Correlations among different codon bias indices
In this study, we compared the performances of several commonly used computation tools for predicting gene expression level. The expression profiles of the Arabidopsis genome were analyzed in terms of CAI, RCA and MRCBS. The CAI scores have been calculated by taking all RP (>80aa) genes as PHE genes which are commonly referred as reference set. RCA frequencies are computed using the identical reference set as used in the calculation of CAI. The results indicate that there is a good correlation between RCA and CAI(r = 0.673761) while the correlation of RCA with MRCBS is significantly higher (r = 0.787772) [Fig. 3]. The novel method of quantitatively predicting gene expressivity MRCBS is then compared with CAI and correlation between them is found to be surprisingly good (r = 0.900204) [Fig. 4]. These correlation coefficients can be used to express the strength of the existing prediction methods. It can be seen that MRCBS consistently yields better correlation than other. We also observe that there is no clear correlation between CAI or MRCBS with GC3(rCAI = −0.05726, rMRCBS = 0.101083) or GC(rCAI = −0.15775, rMRCBS = 0.041383). So, GC content and GC3 may not be the accurate representation of the trend in codon usage bias. Similarly, no correlation between the length of the gene and MRCBS or CAI has observed in our study.
Fig. 3
RCA plotted against MRCBS for each protein coding-genes in Arabidopsis thaliana genome.
Fig. 4
CAI plotted against MRCBS for each protein-coding genes in Arabidopsis thaliana genome.
RCA plotted against MRCBS for each protein coding-genes in Arabidopsis thaliana genome.CAI plotted against MRCBS for each protein-coding genes in Arabidopsis thaliana genome.
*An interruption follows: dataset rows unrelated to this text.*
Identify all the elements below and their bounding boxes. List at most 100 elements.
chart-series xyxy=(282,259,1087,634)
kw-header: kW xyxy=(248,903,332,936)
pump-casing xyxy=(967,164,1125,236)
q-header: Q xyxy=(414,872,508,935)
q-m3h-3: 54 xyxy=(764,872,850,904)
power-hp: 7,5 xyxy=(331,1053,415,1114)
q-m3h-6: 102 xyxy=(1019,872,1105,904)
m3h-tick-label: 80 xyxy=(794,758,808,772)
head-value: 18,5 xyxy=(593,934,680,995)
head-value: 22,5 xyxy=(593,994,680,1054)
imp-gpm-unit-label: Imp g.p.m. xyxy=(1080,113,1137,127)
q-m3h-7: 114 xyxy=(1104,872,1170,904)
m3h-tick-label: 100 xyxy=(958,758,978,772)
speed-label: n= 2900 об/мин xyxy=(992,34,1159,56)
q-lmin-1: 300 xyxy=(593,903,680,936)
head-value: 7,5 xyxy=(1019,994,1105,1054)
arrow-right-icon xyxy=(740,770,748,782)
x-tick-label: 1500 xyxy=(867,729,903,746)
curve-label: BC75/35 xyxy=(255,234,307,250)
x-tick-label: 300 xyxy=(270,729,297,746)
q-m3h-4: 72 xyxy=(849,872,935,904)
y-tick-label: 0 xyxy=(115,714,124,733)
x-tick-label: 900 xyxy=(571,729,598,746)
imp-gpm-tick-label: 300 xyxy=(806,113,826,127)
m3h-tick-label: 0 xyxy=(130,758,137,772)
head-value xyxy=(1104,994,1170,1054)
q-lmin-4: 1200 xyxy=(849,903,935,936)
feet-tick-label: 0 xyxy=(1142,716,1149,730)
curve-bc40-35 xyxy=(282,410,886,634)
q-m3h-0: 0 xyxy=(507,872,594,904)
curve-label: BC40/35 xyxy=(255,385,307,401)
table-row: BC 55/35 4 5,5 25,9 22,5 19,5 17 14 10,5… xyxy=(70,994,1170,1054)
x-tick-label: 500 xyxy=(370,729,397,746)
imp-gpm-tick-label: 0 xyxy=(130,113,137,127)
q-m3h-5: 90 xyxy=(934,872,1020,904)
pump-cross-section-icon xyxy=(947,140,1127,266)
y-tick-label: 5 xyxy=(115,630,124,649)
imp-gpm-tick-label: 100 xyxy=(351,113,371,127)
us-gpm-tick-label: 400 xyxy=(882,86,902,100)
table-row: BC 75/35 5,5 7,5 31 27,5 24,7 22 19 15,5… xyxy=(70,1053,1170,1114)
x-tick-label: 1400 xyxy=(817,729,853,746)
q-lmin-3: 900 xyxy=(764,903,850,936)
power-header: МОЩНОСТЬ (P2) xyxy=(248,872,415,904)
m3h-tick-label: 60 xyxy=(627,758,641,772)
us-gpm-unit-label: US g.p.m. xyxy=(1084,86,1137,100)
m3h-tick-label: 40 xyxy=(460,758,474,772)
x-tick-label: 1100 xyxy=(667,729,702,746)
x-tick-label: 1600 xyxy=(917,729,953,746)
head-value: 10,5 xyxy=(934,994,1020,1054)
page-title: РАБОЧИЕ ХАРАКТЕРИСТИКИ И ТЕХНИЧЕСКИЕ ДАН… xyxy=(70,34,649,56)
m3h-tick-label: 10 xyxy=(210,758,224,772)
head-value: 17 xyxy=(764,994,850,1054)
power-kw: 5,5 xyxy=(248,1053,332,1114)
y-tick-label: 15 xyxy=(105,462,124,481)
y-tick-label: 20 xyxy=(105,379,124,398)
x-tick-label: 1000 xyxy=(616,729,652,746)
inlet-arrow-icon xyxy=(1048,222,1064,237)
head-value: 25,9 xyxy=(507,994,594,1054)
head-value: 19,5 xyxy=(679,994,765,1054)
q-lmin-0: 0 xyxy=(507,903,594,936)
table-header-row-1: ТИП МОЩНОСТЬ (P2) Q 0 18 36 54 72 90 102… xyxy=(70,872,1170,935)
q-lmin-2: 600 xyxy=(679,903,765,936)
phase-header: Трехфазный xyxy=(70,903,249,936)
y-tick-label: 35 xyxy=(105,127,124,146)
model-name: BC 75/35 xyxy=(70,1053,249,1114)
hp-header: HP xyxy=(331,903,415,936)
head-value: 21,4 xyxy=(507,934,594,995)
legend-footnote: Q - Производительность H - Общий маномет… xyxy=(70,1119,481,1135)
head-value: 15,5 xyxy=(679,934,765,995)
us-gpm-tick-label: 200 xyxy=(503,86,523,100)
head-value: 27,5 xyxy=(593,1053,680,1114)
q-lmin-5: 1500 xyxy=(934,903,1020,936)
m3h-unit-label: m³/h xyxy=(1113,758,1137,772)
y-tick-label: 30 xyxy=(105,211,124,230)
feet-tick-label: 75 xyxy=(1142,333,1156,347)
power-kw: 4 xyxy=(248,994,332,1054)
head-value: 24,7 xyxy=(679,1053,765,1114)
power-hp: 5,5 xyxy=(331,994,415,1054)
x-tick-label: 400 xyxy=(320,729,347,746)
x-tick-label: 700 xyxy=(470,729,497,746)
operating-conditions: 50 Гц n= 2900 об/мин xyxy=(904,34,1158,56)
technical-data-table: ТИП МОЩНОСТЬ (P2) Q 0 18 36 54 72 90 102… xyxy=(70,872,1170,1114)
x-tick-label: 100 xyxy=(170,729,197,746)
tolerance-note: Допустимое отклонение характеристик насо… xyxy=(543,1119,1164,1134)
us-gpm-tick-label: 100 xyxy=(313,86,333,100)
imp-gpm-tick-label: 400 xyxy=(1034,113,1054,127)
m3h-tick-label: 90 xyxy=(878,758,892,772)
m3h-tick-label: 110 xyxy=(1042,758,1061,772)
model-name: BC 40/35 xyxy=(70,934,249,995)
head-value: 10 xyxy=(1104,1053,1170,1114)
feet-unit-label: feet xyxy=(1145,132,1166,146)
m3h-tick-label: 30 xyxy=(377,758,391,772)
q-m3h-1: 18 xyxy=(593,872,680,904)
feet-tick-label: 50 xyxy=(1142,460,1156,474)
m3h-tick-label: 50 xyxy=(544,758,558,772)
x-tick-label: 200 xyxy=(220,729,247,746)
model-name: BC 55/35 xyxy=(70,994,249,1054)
Correlation of protein and mRNA expression levels with MRCBS
In this study we choose to compare our results with the experimental datasets. The value of codon-based expression indicator can perhaps be appreciated by comparing them with the experimental gene expression data in general. Of course, the codon-based expression indicator yields static value, whereas gene expression is a dynamic process with very different expression levels under different conditions. The expression data that we have used in this study stems from Gene Expression Omnibus (GEO) datasets. In GEO dataset (GEO accession: GSM2473182) protein expression levels were quantified by RMA (Relative Molecular Abundance) signal intensity. For the entire group of selected genes (20,900 genes)for which the complete data set can be generated along with the codon based expression indicator, the Pearson correlation coefficient between CAI and MRCBS comes out to be 0.901964. The pair-wise correlation coefficient between protein expression level and MRCBS, CAI, RCA and GC turns out to be 0.268321, 0.253094, 0.283545 and 0.206581 respectively. Correlation is worse with GC3 (0.049775).It has been observed that for genes with high RMA signal intensity (>7.59), the pair-wise correlation coefficients are better (0.386227, 0.337139, 0.303723, 0.251336 and 0.290886) [Suppl. Fig. 3, Suppl. Fig. 4, Suppl. Fig. 5, Suppl. Fig. 6, Suppl. Fig. 7].
Suppl. Fig. 3
RMA signal intensity plotted against MRCBS for 20,900 genes of Arabidopsis thaliana available in GEO dataset (GEO accession: GSM2473182).
Suppl. Fig. 4
RMA signal intensity plotted against CAI for 20,900 genes of Arabidopsis thaliana available in GEO dataset (GEO accession: GSM2473182).
Suppl. Fig. 5
RMA signal intensity plotted against RCA for 20,900 genes of Arabidopsis thaliana available in GEO dataset (GEO accession: GSM2473182).
Suppl. Fig. 6
RMA signal intensity plotted against GC for 20,900 genes of Arabidopsis thaliana available in GEO dataset (GEO accession: GSM2473182).
Suppl. Fig. 7
RMA signal intensity plotted against GC3 for 20,900 genes of Arabidopsis thaliana available in GEO dataset (GEO accession: GSM2473182).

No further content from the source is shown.